The pros and cons of reverse mortgages
With the high value of real estate, many people have a lot of equity in their properties, making them house rich and cash poor. That may have some retirees considering a reverse mortgage to help make ends meet. But experts say you should make sure you understand the pros and cons of this type of loan before making a decision.
If you’re over 55 years old you may qualify for a reverse mortgage if you have enough equity in your home. You could get a lump sum payment or monthly income stream, up to 50 per cent of your home’s value. The money is tax-free, income is not a qualifying factor, and you don’t pay a dime on the loan until the house is sold.
But Scott Evans of BlueShore Financial says a reverse mortgage should only be considered if you’ve exhausted all your other options. That’s because these types of loans typically have higher interest rates than other types of mortgages and the interest continues to compound until you pay off the debt.
For example, if you took $100,000 out of your home at 6.49 per cent and you don’t pay anything back but at the end of five years the compounded interest combined with the original debt would total $137,632.
“What that results in is erosion of your equity in your home,” said Evans.

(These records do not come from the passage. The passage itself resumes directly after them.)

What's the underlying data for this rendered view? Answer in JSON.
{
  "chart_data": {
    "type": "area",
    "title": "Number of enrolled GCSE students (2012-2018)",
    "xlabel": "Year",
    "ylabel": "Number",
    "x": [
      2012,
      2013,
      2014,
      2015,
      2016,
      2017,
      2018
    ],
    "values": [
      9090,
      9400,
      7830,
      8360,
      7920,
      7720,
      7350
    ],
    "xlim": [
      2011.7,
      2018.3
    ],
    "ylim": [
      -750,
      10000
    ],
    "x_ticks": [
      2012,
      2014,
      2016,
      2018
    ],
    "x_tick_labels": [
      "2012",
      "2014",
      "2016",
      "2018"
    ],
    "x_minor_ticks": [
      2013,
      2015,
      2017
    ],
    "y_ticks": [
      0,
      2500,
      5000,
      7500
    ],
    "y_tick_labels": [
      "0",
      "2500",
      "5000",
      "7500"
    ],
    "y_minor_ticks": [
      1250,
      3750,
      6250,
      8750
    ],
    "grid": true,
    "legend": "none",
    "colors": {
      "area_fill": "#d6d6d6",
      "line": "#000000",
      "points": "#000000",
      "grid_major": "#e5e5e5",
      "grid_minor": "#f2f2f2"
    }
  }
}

If a person lives long enough the debt on a reverse mortgage could exceed the fair market value of the home. But that payment is not due until the homeowner dies and when the house is sold, the lender cannot collect more than it’s worth.
Reverse mortgages also have additional set up costs and fees, which would be deducted from your loan.
Instead, Evans recommends looking into other options like downsizing, deferring your property tax, taking on a tenant or considering a home equity loan at a lower interest rate and with payments you can afford.
But for some retirees who want to stay in their home, a reverse mortgage gives them an option.
“Often it may not make financial sense but it may make emotional sense for someone,” Evans explained. The costs associated with getting a reverse mortgage can run into the thousands of dollars. If you decide to get a reverse mortgage you can try to limit those costs by negotiating the fees. You can also consider taking a monthly income stream instead of a lump sum payment. That way you only pay interest on the money outstanding.